The New York Jets recently added wide receiver Braylon Edwards in an attempt to bolster what many view as the worst group of receivers in the NFL. While this signing may be a step in the right direction for the team’s weak receiving corps, it is not the answer to their problems.
Edwards is a shell of the player he once was, totaling just 33 receptions for 380 yards and one touchdown over the last two seasons. He may have a good relationship with Mark Sanchez, but that relationship won’t get Edwards open down the field. With the exception of stellar slot receiver Jeremy Kerley, New York has assembled a group of receivers that is very raw, mixing in a couple veterans who are far bigger names than talents.
If the Jets are serious about giving their quarterbacks some help, they need to go after former New England Patriots receiver Brandon Lloyd. The 32-year-old Lloyd has been far more productive than Edwards over the last two years, posting 125 catches for 1,594 yards and nine TDs in that time frame.
Lloyd offers the type of reliable vertical threat that the Jets have noticeably lacked in recent years.
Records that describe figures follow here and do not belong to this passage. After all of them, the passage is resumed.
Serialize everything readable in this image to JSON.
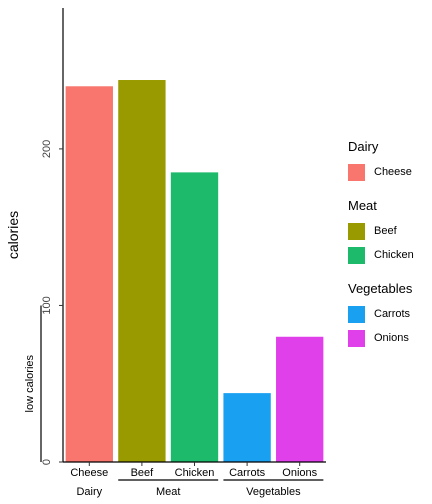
{
  "chart_data": {
    "type": "bar",
    "xlabel": "",
    "ylabel": "calories",
    "secondary_ylabel": "low calories",
    "ylim": [
      0,
      290
    ],
    "yticks": [
      0,
      100,
      200
    ],
    "low_calories_bracket": [
      0,
      100
    ],
    "categories": [
      "Cheese",
      "Beef",
      "Chicken",
      "Carrots",
      "Onions"
    ],
    "values": [
      240,
      244,
      185,
      44,
      80
    ],
    "colors": [
      "#F8766D",
      "#999900",
      "#1DBA6B",
      "#1AA0F0",
      "#E040EA"
    ],
    "groups": [
      {
        "name": "Dairy",
        "items": [
          0
        ]
      },
      {
        "name": "Meat",
        "items": [
          1,
          2
        ]
      },
      {
        "name": "Vegetables",
        "items": [
          3,
          4
        ]
      }
    ],
    "legend_position": "right"
  }
}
He has speed to burn and is very effective on deep balls, meaning he would add an element of explosiveness to the offense that the team desperately needs. He has reliable hands and is a very good route runner, qualities that presumed starters Edwards and Stephen Hill lack. With Santonio Holmes‘ return date still very much in question, the Jets need to add another solid target to the passing game.
New offensive coordinator Marty Mornhinweg runs a West Coast offense that relies heavily on precision and timing. Again, Lloyd is a far better fit for this system than players like Edwards and Hill, who prefer to use their size and athleticism to create separation. Whether Sanchez or rookie Geno Smith is under center is irrelevant if the receivers are not where they need to be and consistently making catches in traffic. Lloyd has proven numerous times in the past that he can thrive in this role.
If we’re being honest, there isn’t much the Jets can do to salvage their passing game for this season, barring Smith shockingly having the same level of success as last season’s rookie quarterbacks. However, signing Lloyd would go a very long way towards making the passing attack respectable, and he would take an enormous amount of pressure off of whichever QB ends up under center.
The Jets still have a little bit of salary cap space to play with, and Lloyd may have lost hope of signing with a contender. An incentive-laden one-year contract could be a perfect agreement for the two sides, and it would go a long way towards proving the Jets are serious about fixing their woeful offensive unit.